From: Chris O <itoys1>
Date: Fri, 13 Feb 2004 09:21:48 +1000
Message-ID: <402c0a8d$0$29132$afc38c87@news.optusnet.com.au>

"David McMeans" <googlenews_at_fhg.mailshell.com> wrote in message news:d3865bef.0402121053.2f5f93fa_at_posting.google.com...
> Chris,
>
> Thank for the pointer. Turned out that I didn't need to update my
> server's character set afterall. I needed to make my Oracle client's
> character set match my server's.
>
> Registry:
>
> HKEY_LOCAL_MACHINE\SOFTWARE\ORACLE\HOME1
> NLS_LANG = AMERICAN_AMERICA.WE8ISO8859P1
>
> David

Hi again David. It seems like you have fixed the problem but from this end I'm not sure whether you have or just masked it. Character set stuff is pretty confusing.

Just be aware that when you use the same character set on your client and on your server then Oracle DOES NOT PERFORM ANY FORM OF TRANSLATION OR VALIDATION. This is efficient and OK providing you pass valid characters to Oracle. However, it will cause you to come unstuck if your client program passes garbage to Oracle. SQL*Plus for example always assumes the input file is in the operating system's character set and will just pass the characters directly to the Oracle net client. This is not much of a problem with single-byte character sets such as WE8ISO8859P1 but if you start accessing an Oracle server using UTF8 -or- AL32UTF8 then you had better be really careful if you set your client to use the same character set.

For example.

Server Character Set: UTF8
Client Character Set: UTF8
Encoding of input file to SQL*Plus: Western European (Latin-1)

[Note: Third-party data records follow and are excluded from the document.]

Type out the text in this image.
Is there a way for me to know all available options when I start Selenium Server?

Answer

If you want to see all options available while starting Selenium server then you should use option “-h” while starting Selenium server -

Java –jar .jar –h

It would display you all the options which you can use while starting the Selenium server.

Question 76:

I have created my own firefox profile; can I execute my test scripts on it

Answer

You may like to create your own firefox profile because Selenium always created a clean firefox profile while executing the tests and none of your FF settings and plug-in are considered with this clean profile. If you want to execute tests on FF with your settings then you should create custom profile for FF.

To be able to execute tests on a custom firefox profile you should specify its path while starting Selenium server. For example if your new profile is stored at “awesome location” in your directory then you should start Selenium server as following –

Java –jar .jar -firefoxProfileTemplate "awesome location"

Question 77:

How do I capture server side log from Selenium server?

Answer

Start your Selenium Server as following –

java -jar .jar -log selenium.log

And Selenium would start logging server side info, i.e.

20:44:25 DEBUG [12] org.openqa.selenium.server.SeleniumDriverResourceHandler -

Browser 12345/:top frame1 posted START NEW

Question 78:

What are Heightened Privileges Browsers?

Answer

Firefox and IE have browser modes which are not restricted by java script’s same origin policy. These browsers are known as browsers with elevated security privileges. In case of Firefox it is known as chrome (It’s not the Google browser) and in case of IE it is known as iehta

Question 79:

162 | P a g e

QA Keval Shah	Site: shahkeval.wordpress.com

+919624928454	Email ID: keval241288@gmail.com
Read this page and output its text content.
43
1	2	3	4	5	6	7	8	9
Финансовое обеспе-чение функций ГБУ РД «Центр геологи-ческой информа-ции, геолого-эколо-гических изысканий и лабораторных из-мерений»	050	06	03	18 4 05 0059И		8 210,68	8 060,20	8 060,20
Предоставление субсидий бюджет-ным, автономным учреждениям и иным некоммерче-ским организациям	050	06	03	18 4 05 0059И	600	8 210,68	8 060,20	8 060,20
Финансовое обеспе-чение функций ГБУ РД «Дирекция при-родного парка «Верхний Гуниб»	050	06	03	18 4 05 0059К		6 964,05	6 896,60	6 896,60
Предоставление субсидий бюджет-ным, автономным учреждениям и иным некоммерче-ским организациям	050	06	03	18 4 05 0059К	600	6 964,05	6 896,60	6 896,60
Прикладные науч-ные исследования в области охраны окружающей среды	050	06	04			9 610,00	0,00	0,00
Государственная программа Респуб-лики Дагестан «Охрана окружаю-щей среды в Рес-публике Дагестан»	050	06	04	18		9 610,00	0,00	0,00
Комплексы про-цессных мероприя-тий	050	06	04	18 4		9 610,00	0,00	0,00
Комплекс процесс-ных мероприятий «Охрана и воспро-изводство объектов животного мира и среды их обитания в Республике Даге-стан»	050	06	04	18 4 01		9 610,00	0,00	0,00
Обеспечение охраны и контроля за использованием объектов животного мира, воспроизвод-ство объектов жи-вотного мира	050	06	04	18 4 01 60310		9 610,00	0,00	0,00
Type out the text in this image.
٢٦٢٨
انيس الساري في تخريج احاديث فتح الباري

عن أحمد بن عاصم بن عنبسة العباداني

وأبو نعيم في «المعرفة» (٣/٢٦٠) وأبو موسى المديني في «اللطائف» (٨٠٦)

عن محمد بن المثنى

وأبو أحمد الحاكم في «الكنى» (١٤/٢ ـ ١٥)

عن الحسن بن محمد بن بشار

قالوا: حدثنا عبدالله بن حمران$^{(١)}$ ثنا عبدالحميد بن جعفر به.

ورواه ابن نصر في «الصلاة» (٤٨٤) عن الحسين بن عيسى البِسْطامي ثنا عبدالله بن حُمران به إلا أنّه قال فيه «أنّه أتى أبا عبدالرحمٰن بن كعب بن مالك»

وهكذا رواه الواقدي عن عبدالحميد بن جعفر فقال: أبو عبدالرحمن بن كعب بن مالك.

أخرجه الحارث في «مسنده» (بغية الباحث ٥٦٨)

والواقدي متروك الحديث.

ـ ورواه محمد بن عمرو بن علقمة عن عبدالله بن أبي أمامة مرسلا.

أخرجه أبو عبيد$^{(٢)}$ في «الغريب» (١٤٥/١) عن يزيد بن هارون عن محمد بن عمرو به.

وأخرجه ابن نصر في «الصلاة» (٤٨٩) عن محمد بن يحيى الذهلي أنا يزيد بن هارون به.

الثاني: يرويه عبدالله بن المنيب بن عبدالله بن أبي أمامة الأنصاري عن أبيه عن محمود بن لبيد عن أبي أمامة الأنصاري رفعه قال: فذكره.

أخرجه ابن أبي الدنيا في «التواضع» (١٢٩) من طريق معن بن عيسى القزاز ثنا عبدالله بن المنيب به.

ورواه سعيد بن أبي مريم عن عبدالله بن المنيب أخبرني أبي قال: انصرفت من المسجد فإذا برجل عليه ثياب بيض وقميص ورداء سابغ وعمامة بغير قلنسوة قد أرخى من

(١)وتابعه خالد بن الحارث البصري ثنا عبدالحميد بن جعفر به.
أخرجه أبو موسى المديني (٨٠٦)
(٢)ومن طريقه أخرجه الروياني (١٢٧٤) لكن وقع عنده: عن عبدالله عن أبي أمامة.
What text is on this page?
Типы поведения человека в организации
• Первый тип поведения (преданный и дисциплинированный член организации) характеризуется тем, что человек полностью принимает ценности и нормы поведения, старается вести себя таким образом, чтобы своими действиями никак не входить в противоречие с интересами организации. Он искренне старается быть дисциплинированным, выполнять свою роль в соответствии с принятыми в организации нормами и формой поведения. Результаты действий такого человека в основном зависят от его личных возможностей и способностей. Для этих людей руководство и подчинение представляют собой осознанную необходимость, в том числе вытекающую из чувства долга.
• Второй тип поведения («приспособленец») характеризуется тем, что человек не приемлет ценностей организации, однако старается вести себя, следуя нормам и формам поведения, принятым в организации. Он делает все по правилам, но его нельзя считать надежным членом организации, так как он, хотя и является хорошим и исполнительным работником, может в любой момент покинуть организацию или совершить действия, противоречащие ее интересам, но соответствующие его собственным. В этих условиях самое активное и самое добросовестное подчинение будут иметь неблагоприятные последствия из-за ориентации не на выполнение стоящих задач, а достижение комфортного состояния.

Outcome: Fine until your file contains any character with a code point greater than 0x7F (decimal 127) as codepoints in the range 0x80 - 0xBF is not legal as the first byte of a UTF-8 sequence. Oracle will store the byte sequence "as is". Oracle will even return the byte sequence "as is" providing you have the same character set on your client as the server. However, any client with a different character set is going to force Oracle to perform character set conversion where upon it finds the sequence is invalid and will quietly discard the offending bytes. Result: corruption of your data.

So although it is very efficient [and thus tempting] to use the same character set on the client as on the server, before doing so I believe that you ought to understand the consequences / limitations. All of this is not too much of a problem with the single-byte character sets but many organizations are moving to Unicode databases (i.e. database character set of UTF8 or AL32UTF8).

I hope this is not too confusing.

Cheers Chris Received on Thu Feb 12 2004 - 17:21:48 CST